Highly hazardous pesticide bans are a seemingly straightforward proposition that could save hundreds of thousands of lives a year. So, why are they not common practice?
According to the CPSP, “The biggest obstacle is probably a common belief that pesticide use, and even HHP use, is essential for agriculture. And that banning pesticides will harm agriculture.” This is a misconception, however, because, as the organization pointed out, “…bans of highly toxic HHPs in parts of Asia have not shown any negative effect on agriculture.”
Another obstacle is that many low-income countries lack data about the problem. Highly hazardous pesticides are primarily a problem in lower-income countries, where poor record-keeping often makes it difficult to establish which pesticides are the most harmful.
In countries like India, there is also routine underreporting of suicides, due to strong cultural stigmas against suicide and acknowledgment of mental health problems in general. This underreporting misrepresents the scale of the problem and can lead government officials to deprioritize pesticide bans.
The Centre actively involves itself in data collection to establish which pesticides are the most harmful in each country because it believes that more data will reveal the true urgency of pesticide suicides. It also has the belief that this will help enable more effective pesticide regulations.

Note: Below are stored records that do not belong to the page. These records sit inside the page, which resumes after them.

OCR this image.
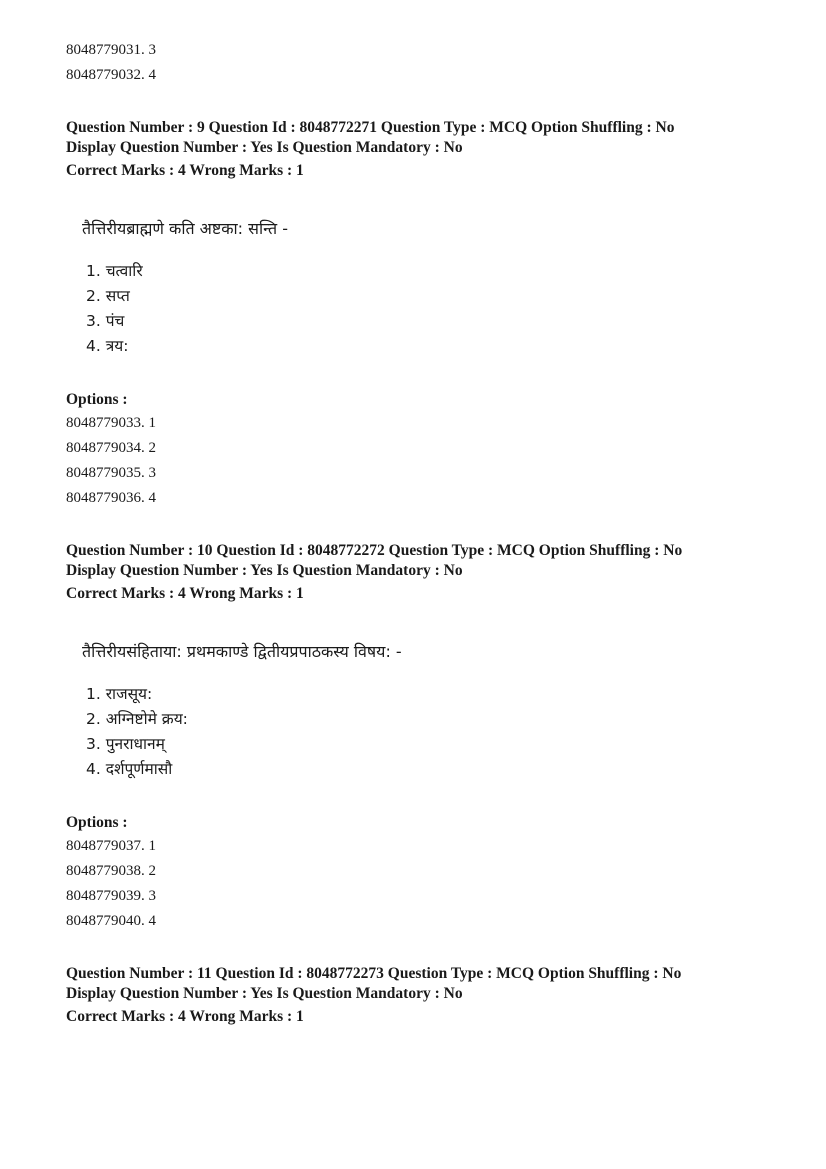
8048779031. 3
8048779032. 4
Question Number : 9 Question Id : 8048772271 Question Type : MCQ Option Shuffling : No
Display Question Number : Yes Is Question Mandatory : No
Correct Marks : 4 Wrong Marks : 1
तैत्तिरीयब्राह्मणे कति अष्टका: सन्ति -
1. चत्वारि
2. सप्त
3. पंच
4. त्रय:
Options :
8048779033. 1
8048779034. 2
8048779035. 3
8048779036. 4
Question Number : 10 Question Id : 8048772272 Question Type : MCQ Option Shuffling : No
Display Question Number : Yes Is Question Mandatory : No
Correct Marks : 4 Wrong Marks : 1
तैत्तिरीयसंहिताया: प्रथमकाण्डे द्वितीयप्रपाठकस्य विषय: -
1. राजसूय:
2. अग्निष्टोमे क्रय:
3. पुनराधानम्
4. दर्शपूर्णमासौ
Options :
8048779037. 1
8048779038. 2
8048779039. 3
8048779040. 4
Question Number : 11 Question Id : 8048772273 Question Type : MCQ Option Shuffling : No
Display Question Number : Yes Is Question Mandatory : No
Correct Marks : 4 Wrong Marks : 1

COVID-19 is Making the Problem Worse
According to the CPSP, the COVID-19 pandemic and its economic consequences have made the suicide crisis even worse. “Our partners in India and Nepal report that at the time of the pandemic lockdowns many farmers were unable to sell their produce,” the Centre told The Borgen Project. “The pandemic exacerbated mental health problems and led to many families worrying about their financial future, raising suicide rates by at least 25%.”
According to Centre representatives, the pandemic has both interrupted their work and increased their urgency. They have adapted to the pandemic by shifting to remote operations for at least the next year.
The Future is Bright
Utyasheva and Eddleston feel confident that the momentum behind the movement to ban HHPs is growing. Determining their goals moving forward, they said that “In five years, we hope to have helped this number fall by more than 30% and [working]with partners to have put in place processes that lead to a 90% fall in pesticide suicides within 10 years.”
Pesticide suicides are a crisis on a massive scale, taking hundreds of thousands of lives each year. While highly hazardous pesticide bans do face some logistical challenges, the results would be well worth it. The massive success of the bans in Sri Lanka, which have saved almost 100,000 lives at a low cost to the government and with no negative impact on agricultural production, offers concrete proof for the efficacy of these bans.
It is rare for such a severe crisis to have such a clear-cut, proven solution. With nonprofits like the Centre for Pesticide Suicide Prevention hard at work, the next decade could see a complete end to suicides by highly hazardous pesticides.